Hi Russ, I would bet my life that that cross is mislabled. Was barbera leanne the pod parent? It might self pollenate like fischerii is known to do. So when you put the grande pollen on the flower, it had already pollenated itself. I assume you did the cross yourself?

Those flowers are more what I would expect from a selfing of Barbara leanne.

Kyle


----------



## SlipperFan (Apr 12, 2008)

I don't see Grande in this, either. 
I love the first one.


----------



## arcticshaun (Apr 12, 2008)

I like the pouch on the first and the shape of the second but both are lovely.

Shaun


----------



## NYEric (Apr 12, 2008)

I didn't do it! Yay besseae hybrids!


----------



## Jorch (Apr 12, 2008)

Love the color! but I agree with the others, it doesn't show any Grande influence at all?


----------



## Gilda (Apr 12, 2008)

Lovely color on the second one:clap:


----------



## phrag guy (Apr 13, 2008)

I did not make the cross but I thing Grande was the pod parent.


----------



## Greenpaph (Apr 13, 2008)

Very beautiful!

:clap:


----------



## Candace (Apr 13, 2008)

> I did not make the cross but I thing Grande was the pod parent.

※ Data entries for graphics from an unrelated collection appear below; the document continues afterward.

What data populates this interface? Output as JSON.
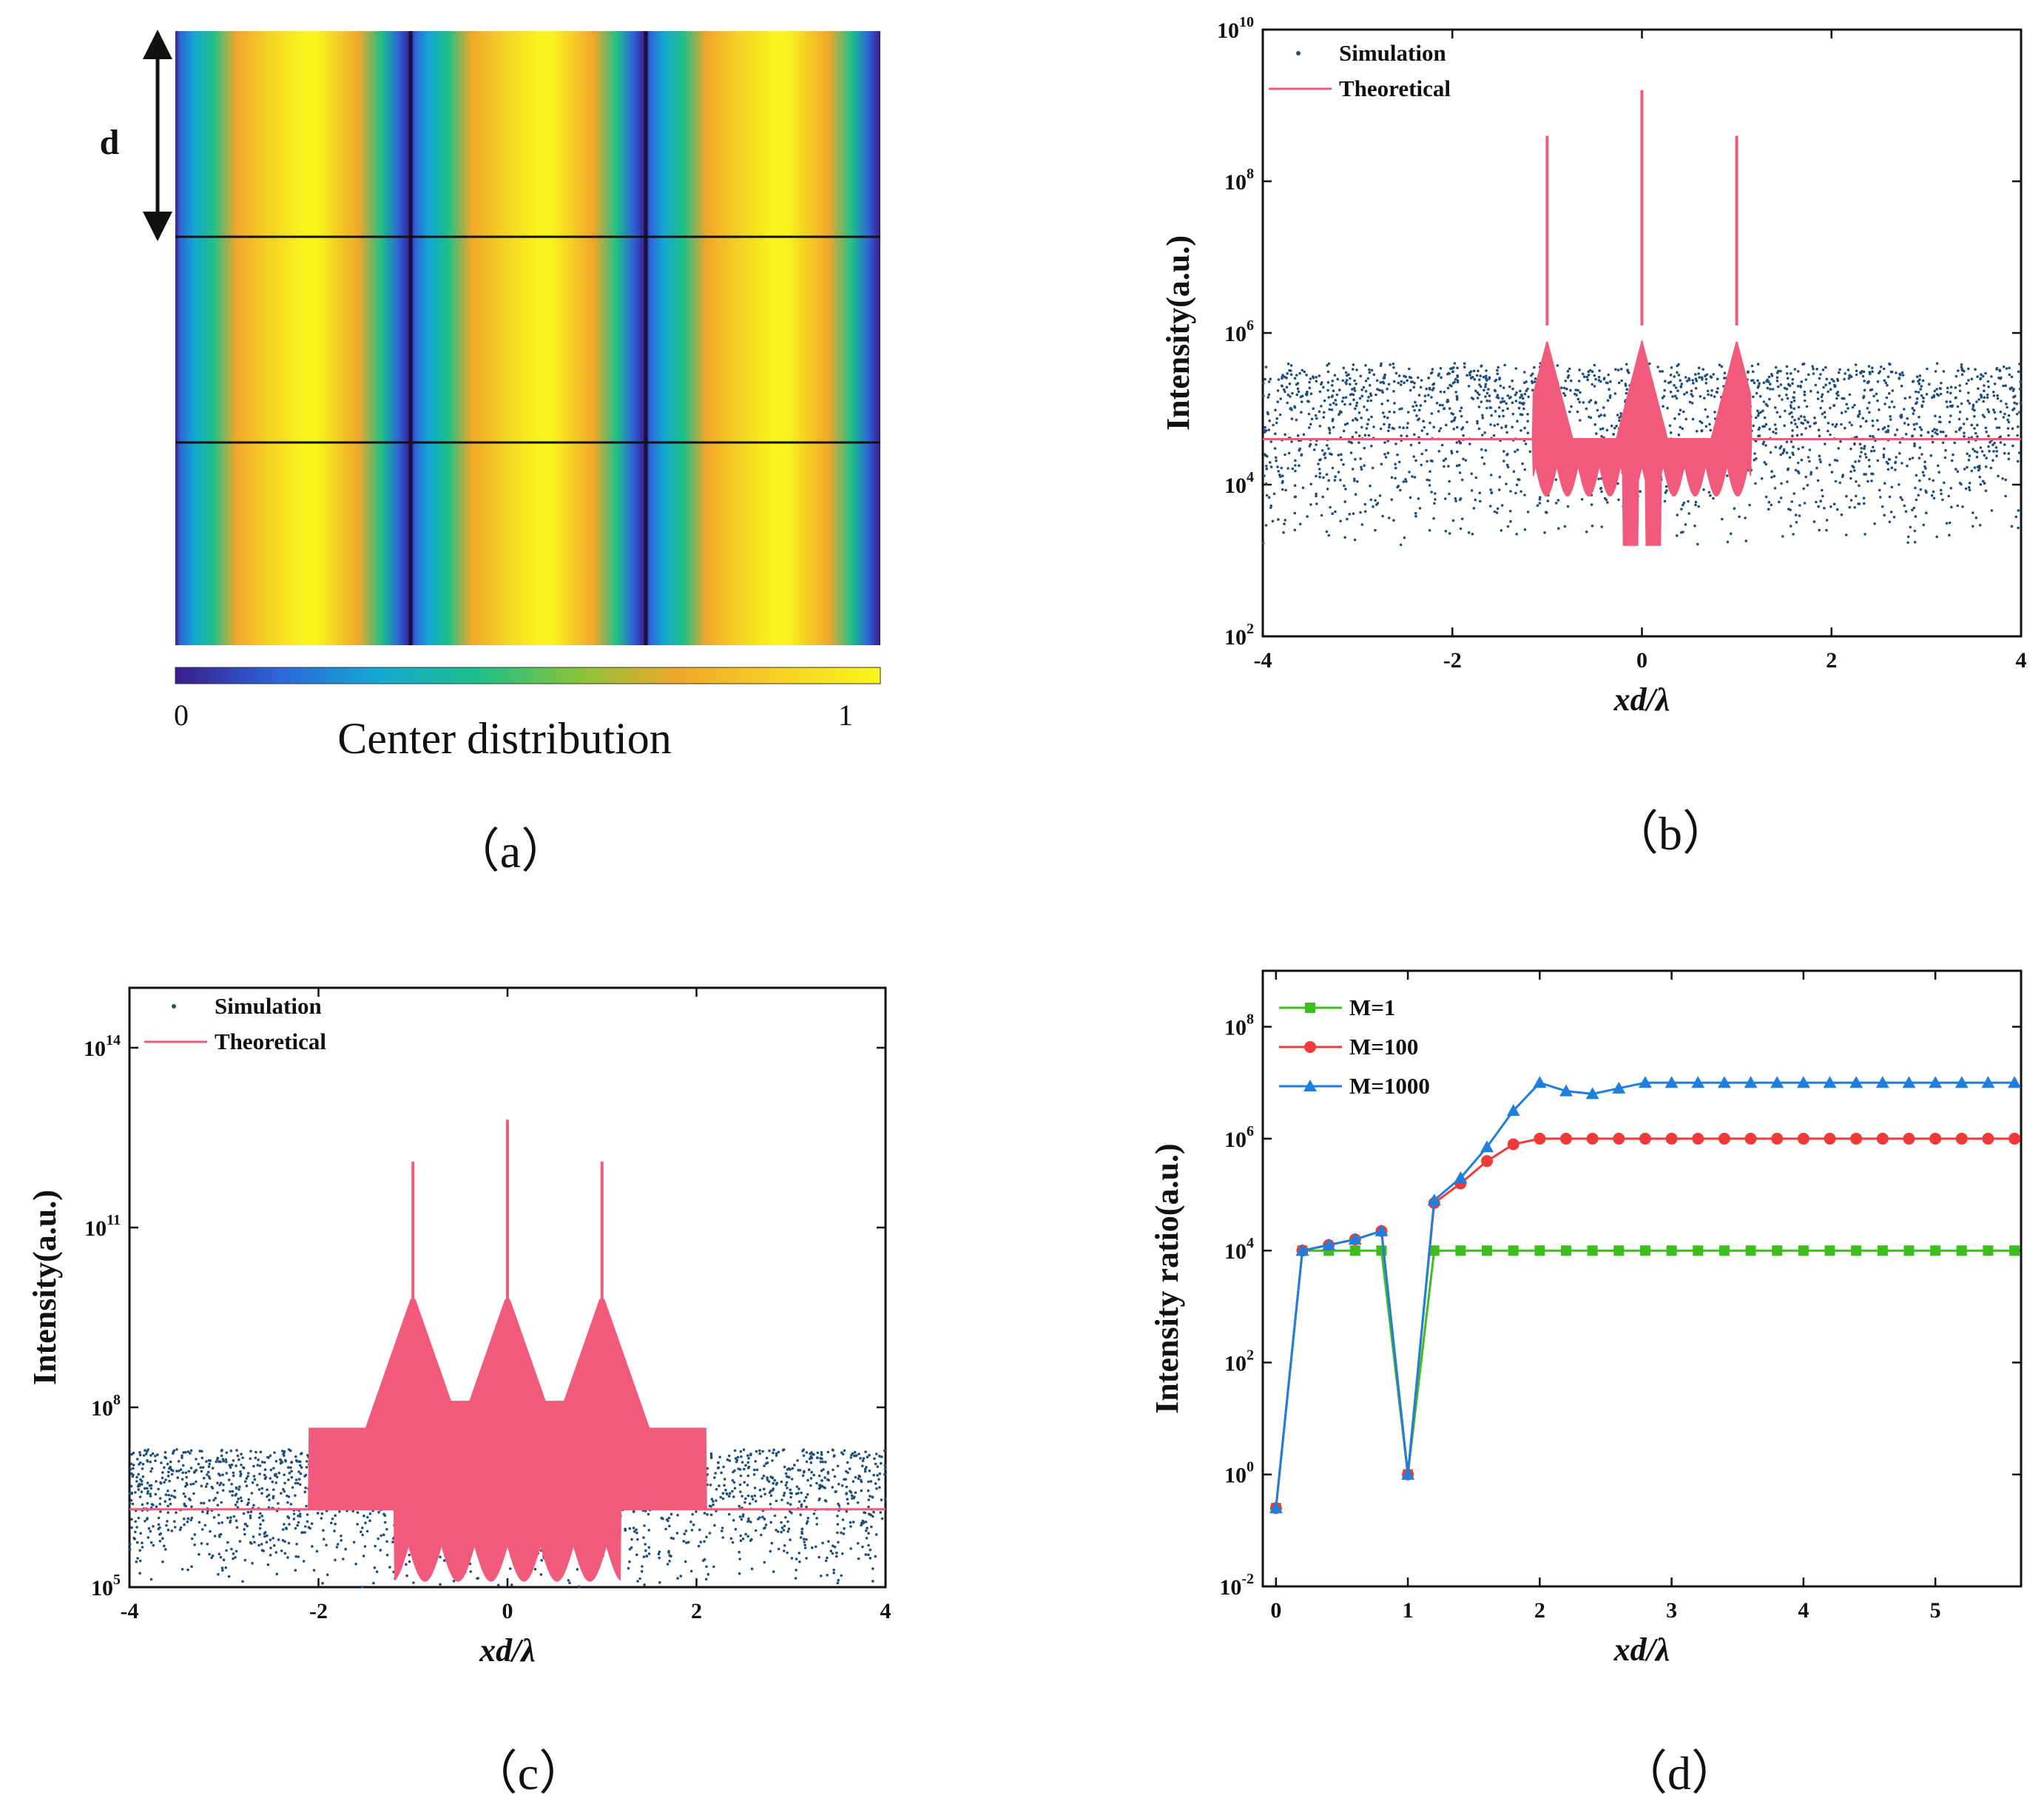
{
  "panels": {
    "a": {
      "caption": "（a）",
      "colorbar_label": "Center distribution",
      "colorbar_min": "0",
      "colorbar_max": "1",
      "period_label": "d",
      "colormap": [
        "#3b1c8c",
        "#2d64d8",
        "#14a8d4",
        "#1cbf8a",
        "#86c33a",
        "#f0a72a",
        "#f6d223",
        "#f9f51c"
      ]
    },
    "b": {
      "caption": "（b）"
    },
    "c": {
      "caption": "（c）"
    },
    "d": {
      "caption": "（d）"
    }
  },
  "chart_data": [
    {
      "id": "b",
      "type": "scatter",
      "xlabel": "xd/λ",
      "ylabel": "Intensity(a.u.)",
      "xlim": [
        -4,
        4
      ],
      "ylim_log10": [
        2,
        10
      ],
      "xticks": [
        -4,
        -2,
        0,
        2,
        4
      ],
      "yticks_exp": [
        2,
        4,
        6,
        8,
        10
      ],
      "legend": [
        "Simulation",
        "Theoretical"
      ],
      "peaks": [
        {
          "x": -1,
          "log10_intensity": 8.6
        },
        {
          "x": 0,
          "log10_intensity": 9.2
        },
        {
          "x": 1,
          "log10_intensity": 8.6
        }
      ],
      "baseline_log10": 4.6,
      "noise_log10_range": [
        3.2,
        5.5
      ],
      "colors": {
        "simulation": "#1f4e79",
        "theoretical": "#f25a7c"
      }
    },
    {
      "id": "c",
      "type": "scatter",
      "xlabel": "xd/λ",
      "ylabel": "Intensity(a.u.)",
      "xlim": [
        -4,
        4
      ],
      "ylim_log10": [
        5,
        15
      ],
      "xticks": [
        -4,
        -2,
        0,
        2,
        4
      ],
      "yticks_exp": [
        5,
        8,
        11,
        14
      ],
      "legend": [
        "Simulation",
        "Theoretical"
      ],
      "peaks": [
        {
          "x": -1,
          "log10_intensity": 12.1
        },
        {
          "x": 0,
          "log10_intensity": 12.8
        },
        {
          "x": 1,
          "log10_intensity": 12.1
        }
      ],
      "baseline_log10": 6.3,
      "noise_log10_range": [
        5.0,
        7.3
      ],
      "colors": {
        "simulation": "#1f4e79",
        "theoretical": "#f25a7c"
      }
    },
    {
      "id": "d",
      "type": "line",
      "xlabel": "xd/λ",
      "ylabel": "Intensity ratio(a.u.)",
      "xlim": [
        -0.1,
        5.65
      ],
      "ylim_log10": [
        -2,
        9
      ],
      "xticks": [
        0,
        1,
        2,
        3,
        4,
        5
      ],
      "yticks_exp": [
        -2,
        0,
        2,
        4,
        6,
        8
      ],
      "x": [
        0,
        0.2,
        0.4,
        0.6,
        0.8,
        1.0,
        1.2,
        1.4,
        1.6,
        1.8,
        2.0,
        2.2,
        2.4,
        2.6,
        2.8,
        3.0,
        3.2,
        3.4,
        3.6,
        3.8,
        4.0,
        4.2,
        4.4,
        4.6,
        4.8,
        5.0,
        5.2,
        5.4,
        5.6
      ],
      "series": [
        {
          "name": "M=1",
          "color": "#3cbf1c",
          "marker": "square",
          "log10_values": [
            -0.6,
            4.0,
            4.0,
            4.0,
            4.0,
            0.0,
            4.0,
            4.0,
            4.0,
            4.0,
            4.0,
            4.0,
            4.0,
            4.0,
            4.0,
            4.0,
            4.0,
            4.0,
            4.0,
            4.0,
            4.0,
            4.0,
            4.0,
            4.0,
            4.0,
            4.0,
            4.0,
            4.0,
            4.0
          ]
        },
        {
          "name": "M=100",
          "color": "#f03a3a",
          "marker": "circle",
          "log10_values": [
            -0.6,
            4.0,
            4.1,
            4.2,
            4.35,
            0.0,
            4.85,
            5.2,
            5.6,
            5.9,
            6.0,
            6.0,
            6.0,
            6.0,
            6.0,
            6.0,
            6.0,
            6.0,
            6.0,
            6.0,
            6.0,
            6.0,
            6.0,
            6.0,
            6.0,
            6.0,
            6.0,
            6.0,
            6.0
          ]
        },
        {
          "name": "M=1000",
          "color": "#1e7fdc",
          "marker": "triangle",
          "log10_values": [
            -0.6,
            4.0,
            4.1,
            4.2,
            4.35,
            0.0,
            4.9,
            5.3,
            5.85,
            6.5,
            7.0,
            6.85,
            6.8,
            6.9,
            7.0,
            7.0,
            7.0,
            7.0,
            7.0,
            7.0,
            7.0,
            7.0,
            7.0,
            7.0,
            7.0,
            7.0,
            7.0,
            7.0,
            7.0
          ]
        }
      ]
    }
  ]
}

I'd send photos to the vendor. There was certainly a mix up with labels or at the flaskers.


----------



## isaias m rolando (Apr 15, 2008)

No Way, There Is No Grande Here...mislabelled Flassks....


----------



## biothanasis (Apr 15, 2008)

Cute and lovely... whatever it may be...


----------



## goldenrose (Apr 15, 2008)

toddybear said:


> You would never say there was Grande in that cross....Barbara Leann, yes. The second one is lovely!



:clap::clap: I agree!


----------



## Park Bear (Apr 15, 2008)

Very nice


----------